The problem with Musevenomics

Moses Khisa

What you need to know:

...government finds it to be good economics to subsidise companies and help rich individuals rake in hefty profits by not paying tax

A presidential address is supposed to be a very important event. In a country like Uganda where the President wields vast, somewhat unlimited powers, and trumps institutions, his word is consequential.

But in recent years, Ugandans have come to treat presidential addresses with disdain and cynicism. They either don’t tune in or do not pay enough attention to get the President’s message.

President Museveni addressed the nation last Sunday. The key issue is, and remains, the economic situation, especially the high fuel and food prices. After his address, on Facebook and Twitter many Ugandans wondered aloud what it was that the President had said.

Well, there was at least one critical message, one that is scarcely new in the school of thought we can call Musevenomics, but which is really parroted from the neoliberal thinking about unfettered markets.

Referencing the President’s speech, the Secretary to the Treasury who is also the Permanent Secretary of the Ministry of Finance, Mr Ramathan Ggoobi tweeted in praise of his boss for sticking to the principle that subsidies and tax cuts create economic distortions and are therefore plain bad economics. This is a false assertion to which I return shortly.

In his tweet, Mr Ggoobi alluded to the fact that they, perhaps meaning the Treasury and government economic technocrats writ large, will follow the President’s guidance. I found this rather astounding.

In a sense Mr Ggoobi was revealing that as the senior most economic technocrat, he goes with the President’s advice and word instead of him, as the person who knows economic issues better, advising the President on the right course of action in circumstances of economic crisis.

Museveni’s position that subsidies and cutting taxes on essential goods and services is bad economics derives from the neoliberal received wisdom which, ironically, Mr Ggoobi was very critical of when he preached ‘economics that work’ before he became Treasury secretary.

A subsidy is basically a government intervention in the market to bring down prices and ease economic difficulties for consumers. It is a measure that helps make certain goods and services available and more affordable to the consumer.

For example, the government can extend a tax credit to Madhvani Group such that the cost of a kilo of sugar is brought down and made cheaper and affordable to the consumer. In the face of mounting fuel pump prices, the government can reduce the tax on fuel to ameliorate the pain felt at the pump by consumers.

Reading from the neoliberal creed and rule book, Mr Museveni who in the past sung from the same hymn book with the late Tumusiime Mutebile, believes that such measures hurt the overall macroeconomic outlook. In fact he likes to insist that such interventions subsidise consumption rather than production and that they are not good economics for a poor country.

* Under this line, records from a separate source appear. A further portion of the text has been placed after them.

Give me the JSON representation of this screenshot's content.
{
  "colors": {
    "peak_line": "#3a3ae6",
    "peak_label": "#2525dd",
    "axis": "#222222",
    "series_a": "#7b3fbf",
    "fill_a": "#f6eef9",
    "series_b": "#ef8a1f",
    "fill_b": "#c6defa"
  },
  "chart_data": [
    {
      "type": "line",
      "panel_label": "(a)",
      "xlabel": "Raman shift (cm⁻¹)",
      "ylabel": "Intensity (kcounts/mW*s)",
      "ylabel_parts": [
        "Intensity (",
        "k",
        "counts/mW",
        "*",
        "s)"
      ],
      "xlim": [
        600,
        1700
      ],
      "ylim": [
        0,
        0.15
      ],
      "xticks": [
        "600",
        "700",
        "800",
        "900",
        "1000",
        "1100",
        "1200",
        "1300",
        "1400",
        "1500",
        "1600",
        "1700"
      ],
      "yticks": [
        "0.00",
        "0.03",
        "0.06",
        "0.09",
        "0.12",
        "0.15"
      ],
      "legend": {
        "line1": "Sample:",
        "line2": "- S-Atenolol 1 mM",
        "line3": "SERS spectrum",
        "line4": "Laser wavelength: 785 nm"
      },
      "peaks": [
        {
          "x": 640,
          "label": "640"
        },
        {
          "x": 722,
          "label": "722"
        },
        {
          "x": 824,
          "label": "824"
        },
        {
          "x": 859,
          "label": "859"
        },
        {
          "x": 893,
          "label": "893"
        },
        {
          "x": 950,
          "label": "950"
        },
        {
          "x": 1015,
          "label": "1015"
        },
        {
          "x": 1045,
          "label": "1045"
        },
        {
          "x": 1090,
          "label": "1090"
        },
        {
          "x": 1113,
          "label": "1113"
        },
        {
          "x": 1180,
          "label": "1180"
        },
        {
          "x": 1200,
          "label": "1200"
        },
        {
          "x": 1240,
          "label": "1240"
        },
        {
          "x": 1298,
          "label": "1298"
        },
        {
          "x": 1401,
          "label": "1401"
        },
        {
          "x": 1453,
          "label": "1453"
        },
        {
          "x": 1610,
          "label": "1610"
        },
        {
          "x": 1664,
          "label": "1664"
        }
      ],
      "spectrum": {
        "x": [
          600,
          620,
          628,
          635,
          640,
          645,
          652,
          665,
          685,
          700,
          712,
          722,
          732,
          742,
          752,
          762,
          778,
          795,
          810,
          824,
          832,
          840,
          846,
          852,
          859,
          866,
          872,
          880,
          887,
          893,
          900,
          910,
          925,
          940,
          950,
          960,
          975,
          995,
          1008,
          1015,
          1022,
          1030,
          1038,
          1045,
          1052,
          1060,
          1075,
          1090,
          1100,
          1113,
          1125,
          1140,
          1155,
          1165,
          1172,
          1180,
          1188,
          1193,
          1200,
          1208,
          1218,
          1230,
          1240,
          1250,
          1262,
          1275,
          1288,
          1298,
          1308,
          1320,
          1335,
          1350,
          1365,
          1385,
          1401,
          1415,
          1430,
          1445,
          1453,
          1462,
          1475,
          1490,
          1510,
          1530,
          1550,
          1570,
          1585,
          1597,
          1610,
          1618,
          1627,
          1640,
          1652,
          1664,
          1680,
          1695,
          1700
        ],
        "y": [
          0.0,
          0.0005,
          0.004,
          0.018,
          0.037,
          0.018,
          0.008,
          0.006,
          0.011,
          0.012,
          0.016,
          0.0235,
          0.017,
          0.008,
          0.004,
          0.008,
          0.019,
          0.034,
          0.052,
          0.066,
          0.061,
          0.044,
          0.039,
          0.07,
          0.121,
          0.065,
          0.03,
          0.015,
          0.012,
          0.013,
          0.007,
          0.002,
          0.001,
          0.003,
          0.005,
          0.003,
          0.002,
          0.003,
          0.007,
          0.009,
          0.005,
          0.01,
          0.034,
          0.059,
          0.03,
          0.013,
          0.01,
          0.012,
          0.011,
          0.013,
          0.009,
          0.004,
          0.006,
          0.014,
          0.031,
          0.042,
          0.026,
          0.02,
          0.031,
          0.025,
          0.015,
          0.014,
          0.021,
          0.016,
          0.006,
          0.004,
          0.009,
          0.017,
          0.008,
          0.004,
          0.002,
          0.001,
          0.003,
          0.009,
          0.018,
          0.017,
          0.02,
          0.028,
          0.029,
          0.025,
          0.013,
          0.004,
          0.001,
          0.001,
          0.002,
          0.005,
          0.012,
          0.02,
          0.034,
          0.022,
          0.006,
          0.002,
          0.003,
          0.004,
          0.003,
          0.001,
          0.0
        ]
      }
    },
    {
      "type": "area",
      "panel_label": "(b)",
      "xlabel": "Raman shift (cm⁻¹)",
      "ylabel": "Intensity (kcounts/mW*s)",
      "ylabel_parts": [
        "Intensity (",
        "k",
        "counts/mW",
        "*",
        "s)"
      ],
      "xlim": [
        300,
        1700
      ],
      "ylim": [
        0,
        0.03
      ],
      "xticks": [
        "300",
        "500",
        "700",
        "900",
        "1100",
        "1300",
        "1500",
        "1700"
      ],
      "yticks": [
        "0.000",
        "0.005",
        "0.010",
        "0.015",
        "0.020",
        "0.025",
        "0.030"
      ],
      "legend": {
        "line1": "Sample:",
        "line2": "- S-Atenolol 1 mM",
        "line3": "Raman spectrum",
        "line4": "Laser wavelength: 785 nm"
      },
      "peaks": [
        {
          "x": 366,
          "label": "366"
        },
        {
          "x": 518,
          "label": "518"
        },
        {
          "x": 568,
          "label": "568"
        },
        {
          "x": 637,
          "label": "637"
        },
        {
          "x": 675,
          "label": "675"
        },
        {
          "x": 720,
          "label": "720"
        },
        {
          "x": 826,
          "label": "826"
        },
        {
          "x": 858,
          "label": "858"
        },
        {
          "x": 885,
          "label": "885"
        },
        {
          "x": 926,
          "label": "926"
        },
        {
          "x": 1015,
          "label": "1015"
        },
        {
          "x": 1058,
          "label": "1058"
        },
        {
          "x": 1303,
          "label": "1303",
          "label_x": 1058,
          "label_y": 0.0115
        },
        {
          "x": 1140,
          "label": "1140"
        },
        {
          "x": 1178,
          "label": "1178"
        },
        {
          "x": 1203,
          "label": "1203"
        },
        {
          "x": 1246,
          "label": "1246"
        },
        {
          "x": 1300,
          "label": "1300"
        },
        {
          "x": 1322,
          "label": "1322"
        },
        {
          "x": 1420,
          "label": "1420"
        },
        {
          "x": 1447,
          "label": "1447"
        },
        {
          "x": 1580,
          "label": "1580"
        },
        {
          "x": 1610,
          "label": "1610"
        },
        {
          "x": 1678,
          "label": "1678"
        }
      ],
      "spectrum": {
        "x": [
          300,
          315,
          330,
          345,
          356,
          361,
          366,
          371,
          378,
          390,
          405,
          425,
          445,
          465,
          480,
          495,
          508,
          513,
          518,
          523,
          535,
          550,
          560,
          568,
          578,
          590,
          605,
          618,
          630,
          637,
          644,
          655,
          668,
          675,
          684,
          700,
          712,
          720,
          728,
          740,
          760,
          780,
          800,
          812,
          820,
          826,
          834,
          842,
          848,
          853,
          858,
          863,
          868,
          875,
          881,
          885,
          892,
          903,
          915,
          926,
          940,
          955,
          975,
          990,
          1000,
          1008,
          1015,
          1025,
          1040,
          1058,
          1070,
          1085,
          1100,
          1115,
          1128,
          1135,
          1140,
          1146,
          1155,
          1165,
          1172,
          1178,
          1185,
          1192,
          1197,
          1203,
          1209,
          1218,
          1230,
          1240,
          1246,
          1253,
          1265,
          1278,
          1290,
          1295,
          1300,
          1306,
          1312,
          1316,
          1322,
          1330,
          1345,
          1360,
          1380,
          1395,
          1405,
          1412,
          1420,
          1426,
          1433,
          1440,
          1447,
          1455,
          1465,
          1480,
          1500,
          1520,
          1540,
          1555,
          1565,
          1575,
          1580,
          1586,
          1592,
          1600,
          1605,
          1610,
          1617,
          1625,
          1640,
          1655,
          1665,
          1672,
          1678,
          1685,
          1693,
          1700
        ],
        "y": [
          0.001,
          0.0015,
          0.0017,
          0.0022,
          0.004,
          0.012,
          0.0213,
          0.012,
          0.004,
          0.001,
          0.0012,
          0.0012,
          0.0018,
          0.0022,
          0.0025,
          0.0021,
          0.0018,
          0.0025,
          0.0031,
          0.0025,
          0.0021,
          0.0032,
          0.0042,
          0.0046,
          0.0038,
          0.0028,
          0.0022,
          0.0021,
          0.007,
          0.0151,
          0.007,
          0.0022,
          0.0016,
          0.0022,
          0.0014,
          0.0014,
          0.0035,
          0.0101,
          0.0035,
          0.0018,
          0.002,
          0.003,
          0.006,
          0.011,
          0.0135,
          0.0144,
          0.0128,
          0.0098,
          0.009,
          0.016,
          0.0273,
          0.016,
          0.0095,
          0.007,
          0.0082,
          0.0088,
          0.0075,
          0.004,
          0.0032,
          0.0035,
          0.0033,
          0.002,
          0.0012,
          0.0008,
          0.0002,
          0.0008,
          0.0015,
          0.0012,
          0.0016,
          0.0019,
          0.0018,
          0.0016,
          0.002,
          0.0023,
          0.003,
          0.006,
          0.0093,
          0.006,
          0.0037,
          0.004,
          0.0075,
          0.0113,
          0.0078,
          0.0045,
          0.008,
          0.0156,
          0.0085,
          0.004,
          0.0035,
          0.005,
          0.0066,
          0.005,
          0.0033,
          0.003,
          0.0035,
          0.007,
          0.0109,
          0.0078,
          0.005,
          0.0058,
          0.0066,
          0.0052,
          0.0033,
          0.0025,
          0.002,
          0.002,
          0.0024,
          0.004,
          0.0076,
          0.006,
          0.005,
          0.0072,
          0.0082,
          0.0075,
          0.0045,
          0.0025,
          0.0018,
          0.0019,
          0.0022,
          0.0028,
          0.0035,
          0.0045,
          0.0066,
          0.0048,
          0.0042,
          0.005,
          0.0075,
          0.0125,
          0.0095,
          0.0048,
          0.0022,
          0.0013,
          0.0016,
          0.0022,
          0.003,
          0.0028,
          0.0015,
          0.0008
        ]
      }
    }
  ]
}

This argument has some sound basis but it is largely defective. Museveni is right to say that if you cut taxes in Uganda, you not only lose tax revenue but you also open up possible avenues for smuggling across the border since shrewd actors will cash in. Smuggling is a problem the state can tackle as part of national security and law enforcement. It cannot be a handy excuse for not undertaking an otherwise sensible economic measure.

But in the broader scheme of things, the case against subsidies and tax cuts does not stand up to scrutiny for several reasons. First, it presupposes that the interventions will be permanent yet they are meant to be short-term measures to ease things and help people get along in the meantime.

Second, governments world over intervene in the economy with measures to correct market imperfections, ease consumer pain and ensure that the consumer is not exclusively at the mercy of market forces.

Third, the government of Uganda has gained notoriety for granting controversial tax exemptions often to unknown companies. In fact the word exemption itself is a little misleading because the government actually pays taxes to the tax body, Uganda Revenue Authority (URA), on behalf of the companies that the ministry of Finance grants tax exemptions!

This is a rather bizarre arrangement whereby the government gives money to URA on behalf of selected beneficiaries of exemptions, then URA in turn gives that same money back to government as collected revenue.

The problem with Musevenomics, which Mr Ggoobi has quickly embraced, is that government finds it to be good economics to subsidise companies and help rich individuals rake in hefty profits by not paying tax.

Yet the same government sees it as bad economics if it undertakes short-term, stopgap, measures to benefit the wider public in times of economic uncertainty and crisis. This thinking is scandalous, to say the least!